Mängelwesen

KI generierte Bildserie zu menschlicher psychischer Unzulänglichkeit

Wintersemester 2023/24
Fachhochschule Potsdam
Dokumentation

Der Begriff „Mängelwesen“ wurde von dem Philosophen Arnold Gehlen geprägt und ist in seinem Werk „Der Mensch. Seine Natur und seine Stellung in der Welt“ zu finden. Gehlen beschreibt den Menschen als physisch und morphologisch anderen Spezies unterlegen. Diese Mängel, zu denen echte Instinkte und Reizüberflutung zählen, gleicht der Mensch durch die Kultur aus, die eine Ersatz-Natur darstellt. Unvorhersehbar für Gehlen war das digitale Zeitalter und die Entwicklung der KI, die sogar die Denkleistung des Menschen nachahmen soll.
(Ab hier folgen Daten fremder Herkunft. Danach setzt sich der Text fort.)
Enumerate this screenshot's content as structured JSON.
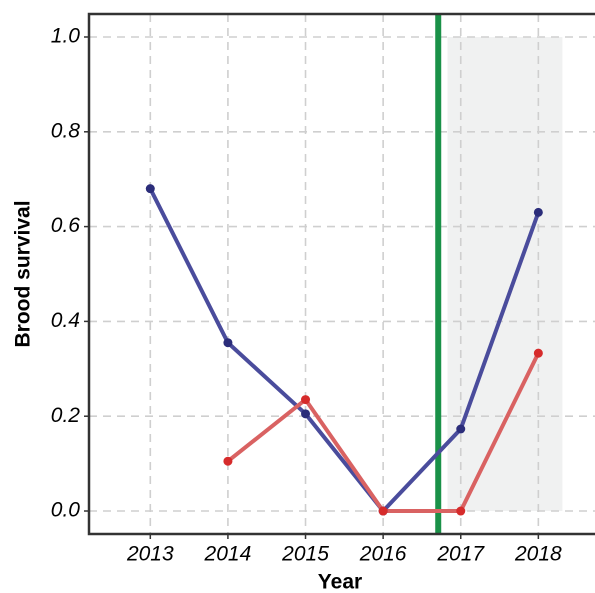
{
  "chart_data": {
    "type": "line",
    "x_label": "Year",
    "y_label": "Brood survival",
    "x": [
      2013,
      2014,
      2015,
      2016,
      2017,
      2018
    ],
    "series": [
      {
        "color": "#4a4c9c",
        "point_color": "#2b2d7a",
        "values": [
          0.68,
          0.355,
          0.205,
          0.0,
          0.173,
          0.63
        ]
      },
      {
        "color": "#d96262",
        "point_color": "#d62b2b",
        "values": [
          null,
          0.105,
          0.235,
          0.0,
          0.0,
          0.333
        ]
      }
    ],
    "xlim": [
      2012.21,
      2018.73
    ],
    "ylim": [
      -0.0485,
      1.0485
    ],
    "xticks": [
      2013,
      2014,
      2015,
      2016,
      2017,
      2018
    ],
    "yticks": [
      {
        "value": 0,
        "label": "0.0"
      },
      {
        "value": 0.2,
        "label": "0.2"
      },
      {
        "value": 0.4,
        "label": "0.4"
      },
      {
        "value": 0.6,
        "label": "0.6"
      },
      {
        "value": 0.8,
        "label": "0.8"
      },
      {
        "value": 1,
        "label": "1.0"
      }
    ],
    "grid": true,
    "vline": {
      "x": 2016.71,
      "color": "#1a9148"
    },
    "shade": {
      "xlim": [
        2016.83,
        2018.31
      ],
      "ylim": [
        0,
        1
      ],
      "color": "#f0f1f1"
    }
  }
}
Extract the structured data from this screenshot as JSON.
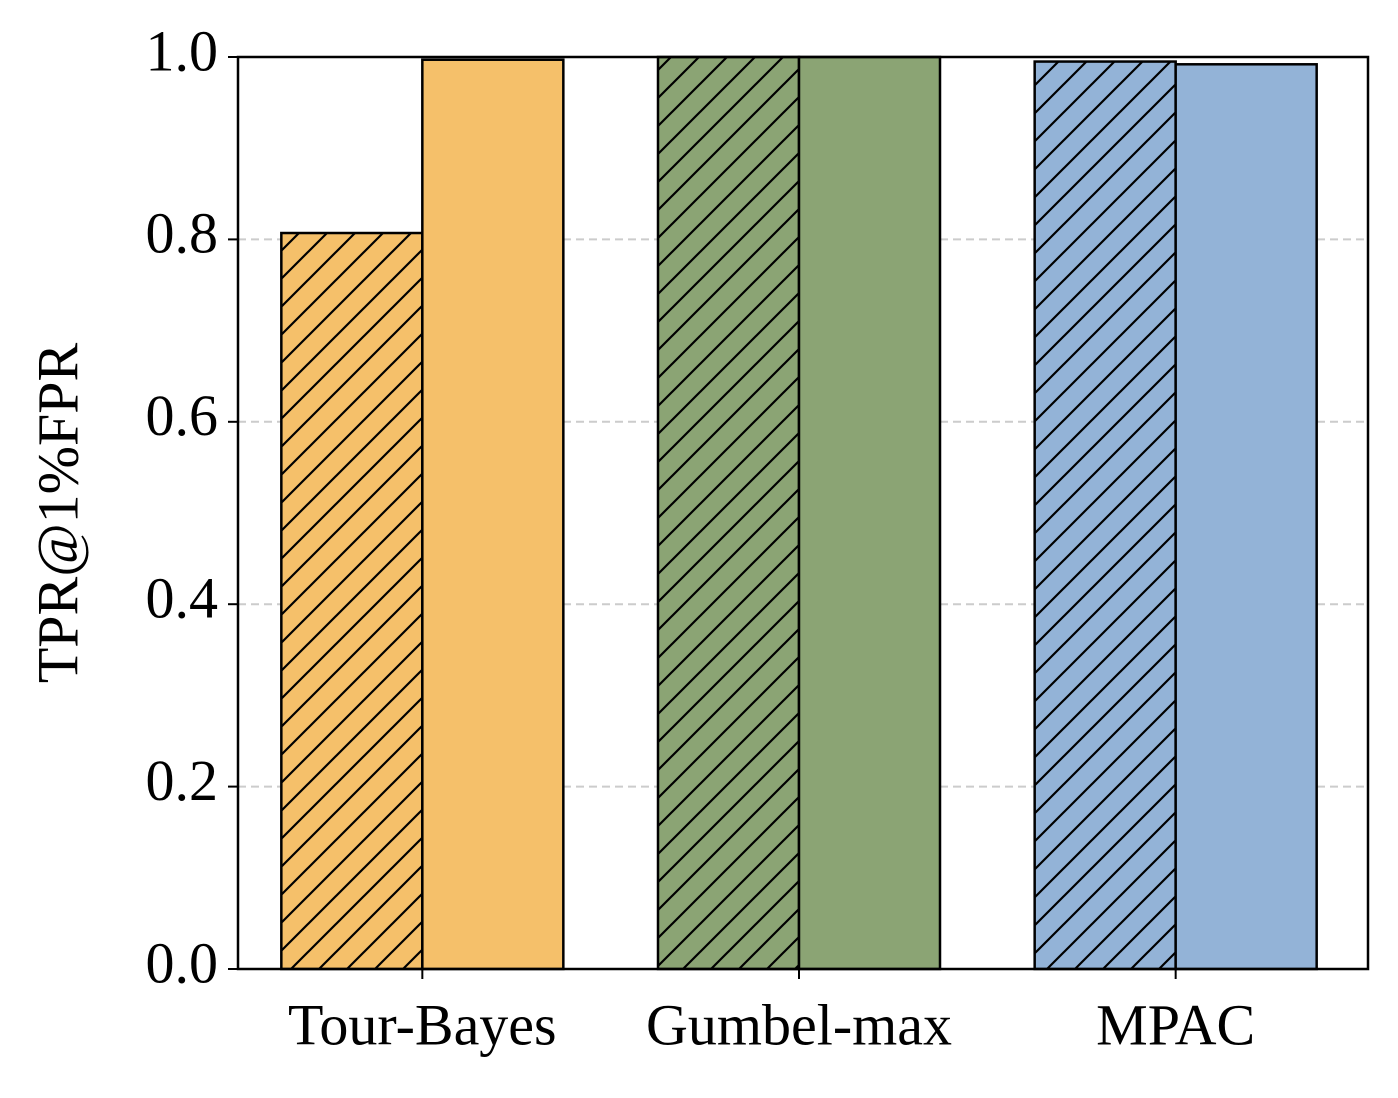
{
  "chart_data": {
    "type": "bar",
    "y_label": "TPR@1%FPR",
    "categories": [
      "Tour-Bayes",
      "Gumbel-max",
      "MPAC"
    ],
    "category_colors": [
      "#f5c06a",
      "#8ba474",
      "#93b3d7"
    ],
    "series": [
      {
        "hatch": true,
        "values": [
          0.807,
          1.0,
          0.995
        ]
      },
      {
        "hatch": false,
        "values": [
          0.997,
          1.0,
          0.992
        ]
      }
    ],
    "ylim": [
      0,
      1
    ],
    "yticks": [
      {
        "value": 0,
        "label": "0.0"
      },
      0.2,
      0.4,
      0.6,
      0.8,
      {
        "value": 1,
        "label": "1.0"
      }
    ],
    "grid": true
  }
}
Im besten Fall soll die künstliche Intelligenz jedoch die neurologische Fehlerhaftigkeit des Menschen ausklammern.

Im Gegensatz zu den Bestrebungen von Post- und Transhumanisten, die menschlichen Mängel durch Technologie, so wie die Bugs in einem Computerprogramm, zu tilgen oder gar auszumerzen, porträtiere ich in meiner Arbeit diese psychologische, kognitive Fehlerhaftigkeit und neurologische Vielfalt des Menschen, paradoxerweise mit Hilfe künstlicher Intelligenz. Durch Text-to-Image-Bildgeneratoren versuche ich, innere Welten in die äußere Welt zu übertragen, das Unsichtbare, Emotionale und Subjektive in etwas Bildhaftes, Deskriptives und Objektives zu übersetzen - mit Metaphern und Prompts. Möglicherweise wird es irgendwann möglich sein, diesen Umweg nicht mehr über Wörter zu gehen, sondern direkt über Neuralink die Emotionen zu senden. Doch selbst das wäre bei unserer unterschiedlichen Prägung nahezu unmöglich, das Gleiche zu fühlen und zu denken – genauso verhält es sich auch mit dem Sehen.

Der Anspruch dieser Arbeit besteht nicht darin, Gefühle zu objektivieren und Bilder von psychischen Erkrankungen zu reproduzieren, sondern das Menschsein und unsere eigene geistige Unvollkommenheit zu visualisieren, zu reflektieren und mitzufühlen. Was bedeutet es, als undurchsichtige, emotionale, fehlerbehaftete und bewusste Wesen einer transparenten, rationalen, fehlerlosen, deterministischen, aber auch unbewussten KI gegenüberzustehen? Was bedeutet es, einsam, traurig und allein zu sein, in einer Welt, in der wir immer vernetzter sind, mehr Möglichkeiten haben und eigentlich auch glücklicher werden sollten? Was bedeutet es, überfordert und verletzlich zu sein, in einer Leistungsgesellschaft, in der wir durch Geld, Likes und Status quantifiziert werden und uns für unsere Unzulänglichkeit als Mensch schämen müssen? Was bedeutet es, ein Mensch mit einer komplexen Psyche in einer immer rasanteren, informationsüberfluteten Welt zu sein?